Desktop publishing happened, and killed dry transfers. Apple’s Macintosh and LaserWriter, along with Adobe PostScript and Aldus PageMaker software, brought about the desktop publishing revolution of the mid to late 1980s, precipitating the demise of Letraset and its competitors (Chartpak and Formatt of the US, Mecanorma of France, etc).
The Linotronic typesetting machine, which could accommodate a Postscript-language raster image processor, was the beginning of the end for high-end analogue typesetting. You could now design stuff on a computer, print out 300 dpi (dot per inch) drafts on a desktop printer, and then have professional-quality material printed up at 2540 dpi on an imagesetter.
Letraset was sold to Swedish office supply company Esselte in 1985, but sales continued to fall as desktop printers became cheaper and cheaper. The company attempted to diversify into software (ImageStudio and ColorStudio were interesting early competitors to Adobe Photoshop), and also licensed digital versions of its fonts.

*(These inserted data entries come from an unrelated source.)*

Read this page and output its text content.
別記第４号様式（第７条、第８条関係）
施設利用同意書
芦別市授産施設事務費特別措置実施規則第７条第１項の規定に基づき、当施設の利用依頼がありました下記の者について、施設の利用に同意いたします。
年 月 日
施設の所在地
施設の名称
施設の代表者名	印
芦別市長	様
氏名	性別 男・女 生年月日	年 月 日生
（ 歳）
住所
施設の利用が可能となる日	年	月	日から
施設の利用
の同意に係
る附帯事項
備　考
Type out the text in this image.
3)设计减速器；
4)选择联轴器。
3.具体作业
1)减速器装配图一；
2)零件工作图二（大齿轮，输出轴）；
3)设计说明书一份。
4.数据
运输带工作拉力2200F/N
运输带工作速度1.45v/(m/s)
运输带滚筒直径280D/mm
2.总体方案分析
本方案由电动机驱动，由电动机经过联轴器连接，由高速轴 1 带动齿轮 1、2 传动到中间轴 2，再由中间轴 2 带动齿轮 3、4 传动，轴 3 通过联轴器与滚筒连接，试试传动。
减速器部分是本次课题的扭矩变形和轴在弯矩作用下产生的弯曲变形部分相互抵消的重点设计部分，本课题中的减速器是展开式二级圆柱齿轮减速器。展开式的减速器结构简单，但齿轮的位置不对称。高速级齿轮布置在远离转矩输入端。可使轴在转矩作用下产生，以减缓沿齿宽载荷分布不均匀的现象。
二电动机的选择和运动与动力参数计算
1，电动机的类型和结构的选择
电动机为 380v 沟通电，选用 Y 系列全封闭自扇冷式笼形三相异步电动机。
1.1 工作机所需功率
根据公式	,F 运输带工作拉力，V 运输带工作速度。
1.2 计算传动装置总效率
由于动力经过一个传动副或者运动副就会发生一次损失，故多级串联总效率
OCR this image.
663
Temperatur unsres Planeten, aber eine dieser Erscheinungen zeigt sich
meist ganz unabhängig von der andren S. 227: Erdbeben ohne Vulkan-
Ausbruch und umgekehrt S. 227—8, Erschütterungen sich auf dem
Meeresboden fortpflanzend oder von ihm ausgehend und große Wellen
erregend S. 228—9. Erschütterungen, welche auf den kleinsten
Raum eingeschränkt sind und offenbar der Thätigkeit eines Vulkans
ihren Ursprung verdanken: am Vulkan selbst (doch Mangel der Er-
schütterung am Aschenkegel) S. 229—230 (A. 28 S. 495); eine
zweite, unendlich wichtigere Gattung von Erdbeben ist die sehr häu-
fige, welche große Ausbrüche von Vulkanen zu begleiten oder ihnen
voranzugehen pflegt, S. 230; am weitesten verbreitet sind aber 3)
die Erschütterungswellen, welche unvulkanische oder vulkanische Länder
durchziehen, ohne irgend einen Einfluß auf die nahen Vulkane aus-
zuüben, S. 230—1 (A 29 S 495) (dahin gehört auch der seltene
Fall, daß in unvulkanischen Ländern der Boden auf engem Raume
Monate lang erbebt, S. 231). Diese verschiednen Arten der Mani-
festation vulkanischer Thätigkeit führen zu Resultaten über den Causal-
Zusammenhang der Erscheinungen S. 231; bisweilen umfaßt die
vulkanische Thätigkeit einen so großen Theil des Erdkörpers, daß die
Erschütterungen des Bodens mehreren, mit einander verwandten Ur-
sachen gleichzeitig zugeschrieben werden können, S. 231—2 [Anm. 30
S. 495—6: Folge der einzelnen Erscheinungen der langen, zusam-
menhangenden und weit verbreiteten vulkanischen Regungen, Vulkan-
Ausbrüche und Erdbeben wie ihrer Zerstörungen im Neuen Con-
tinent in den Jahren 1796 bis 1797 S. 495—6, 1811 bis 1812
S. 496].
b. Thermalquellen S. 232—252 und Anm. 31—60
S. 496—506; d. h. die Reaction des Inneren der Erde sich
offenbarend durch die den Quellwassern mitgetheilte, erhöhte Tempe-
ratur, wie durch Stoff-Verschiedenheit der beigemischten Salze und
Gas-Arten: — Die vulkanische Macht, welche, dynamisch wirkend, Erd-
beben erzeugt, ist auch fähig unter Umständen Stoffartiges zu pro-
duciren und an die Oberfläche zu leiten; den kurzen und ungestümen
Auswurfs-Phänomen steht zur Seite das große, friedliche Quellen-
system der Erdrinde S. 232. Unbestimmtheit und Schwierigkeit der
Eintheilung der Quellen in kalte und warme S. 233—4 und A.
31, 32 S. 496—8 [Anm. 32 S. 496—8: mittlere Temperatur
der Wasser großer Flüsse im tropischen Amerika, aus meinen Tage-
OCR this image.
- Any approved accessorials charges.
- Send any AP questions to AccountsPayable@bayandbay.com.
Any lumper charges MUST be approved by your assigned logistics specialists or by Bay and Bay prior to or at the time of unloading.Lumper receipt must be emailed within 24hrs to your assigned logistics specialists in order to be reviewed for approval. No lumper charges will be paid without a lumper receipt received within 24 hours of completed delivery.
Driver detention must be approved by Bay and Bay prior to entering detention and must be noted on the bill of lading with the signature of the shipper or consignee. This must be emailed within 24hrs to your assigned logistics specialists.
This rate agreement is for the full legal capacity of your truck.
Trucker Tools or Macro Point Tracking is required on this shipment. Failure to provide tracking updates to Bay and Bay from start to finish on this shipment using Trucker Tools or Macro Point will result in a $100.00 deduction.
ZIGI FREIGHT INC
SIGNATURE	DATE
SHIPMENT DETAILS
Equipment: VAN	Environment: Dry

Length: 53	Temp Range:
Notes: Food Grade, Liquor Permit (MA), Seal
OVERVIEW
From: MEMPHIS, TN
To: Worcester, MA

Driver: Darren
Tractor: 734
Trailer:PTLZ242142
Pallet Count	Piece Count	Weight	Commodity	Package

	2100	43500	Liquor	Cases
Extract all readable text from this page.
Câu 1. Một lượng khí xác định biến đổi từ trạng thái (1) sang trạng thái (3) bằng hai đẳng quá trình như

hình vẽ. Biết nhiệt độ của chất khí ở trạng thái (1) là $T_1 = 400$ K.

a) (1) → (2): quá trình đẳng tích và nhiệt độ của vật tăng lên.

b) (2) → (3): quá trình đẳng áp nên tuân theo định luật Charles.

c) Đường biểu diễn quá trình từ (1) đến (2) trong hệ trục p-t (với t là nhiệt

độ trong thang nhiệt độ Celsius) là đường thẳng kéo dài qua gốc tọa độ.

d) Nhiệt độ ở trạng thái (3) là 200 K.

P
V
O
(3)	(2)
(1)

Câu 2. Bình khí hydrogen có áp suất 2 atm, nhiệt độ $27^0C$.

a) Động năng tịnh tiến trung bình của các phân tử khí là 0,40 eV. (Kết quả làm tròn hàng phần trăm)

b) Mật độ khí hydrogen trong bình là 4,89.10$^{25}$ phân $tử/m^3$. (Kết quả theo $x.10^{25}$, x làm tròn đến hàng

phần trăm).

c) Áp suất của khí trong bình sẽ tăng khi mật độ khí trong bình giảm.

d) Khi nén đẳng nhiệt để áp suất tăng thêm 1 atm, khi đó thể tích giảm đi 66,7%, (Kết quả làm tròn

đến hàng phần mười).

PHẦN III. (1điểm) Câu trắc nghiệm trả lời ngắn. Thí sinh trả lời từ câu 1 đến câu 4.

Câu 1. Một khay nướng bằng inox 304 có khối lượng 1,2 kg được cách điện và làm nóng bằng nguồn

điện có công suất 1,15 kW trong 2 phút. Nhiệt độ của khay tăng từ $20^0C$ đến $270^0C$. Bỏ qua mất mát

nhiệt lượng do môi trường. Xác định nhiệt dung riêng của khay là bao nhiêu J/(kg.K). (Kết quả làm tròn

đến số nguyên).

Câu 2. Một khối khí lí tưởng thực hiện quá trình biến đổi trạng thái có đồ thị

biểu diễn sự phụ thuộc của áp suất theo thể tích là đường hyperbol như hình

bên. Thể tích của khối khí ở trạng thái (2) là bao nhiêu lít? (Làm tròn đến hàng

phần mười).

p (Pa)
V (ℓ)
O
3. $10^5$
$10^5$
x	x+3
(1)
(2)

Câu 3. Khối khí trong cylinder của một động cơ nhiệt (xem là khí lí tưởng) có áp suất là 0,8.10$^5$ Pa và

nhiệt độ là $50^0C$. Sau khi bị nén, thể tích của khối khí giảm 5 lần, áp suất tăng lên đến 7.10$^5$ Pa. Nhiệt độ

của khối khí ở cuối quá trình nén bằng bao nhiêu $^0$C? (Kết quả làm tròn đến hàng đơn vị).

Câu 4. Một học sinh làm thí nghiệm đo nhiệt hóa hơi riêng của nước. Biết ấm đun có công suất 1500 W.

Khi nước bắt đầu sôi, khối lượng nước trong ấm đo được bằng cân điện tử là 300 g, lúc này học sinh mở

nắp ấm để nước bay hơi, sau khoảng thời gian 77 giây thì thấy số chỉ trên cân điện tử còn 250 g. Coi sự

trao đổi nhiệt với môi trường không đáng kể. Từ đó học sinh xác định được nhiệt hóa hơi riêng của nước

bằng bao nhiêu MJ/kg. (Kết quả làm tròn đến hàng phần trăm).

But by the early 2000s Letraset as a business was essentially gone.
Dry transfers are still produced by various small companies, but in a different market context. They’re now specialized and bespoke one-off sheets rather than a mass-market product, and commonly used for things like industrial prototyping, movie/TV props, and wall signage in museums or art galleries.
In other words, instead of sheets of separate letters for individual application, dry transfers tend to be custom-made as whole graphics or blocks of text for specific, usually one-off, purposes. This niche use reflects the fact that transfers can be applied to most clean and smooth surfaces, from sheets of paper to window glass to plastic bottles.
Just as Letraset was used for the lettering in productions like 2001: a Space Odyssey, Thunderbirds, and Space: 1999, custom transfers are ideal for one-off items like movie/TV props such as futuristic car dashboards or manufactured devices. Dry transfer graphics look like they’re painted or silkscreened right on the surface. By comparison waterslide decals, commonly included in plastic model kits, are slightly raised and have a visible transparent carrier film around them.
The recent streaming TV series Severance use a lot of custom dry transfers, for example, in order to make the corporate-branded “Lumon” props.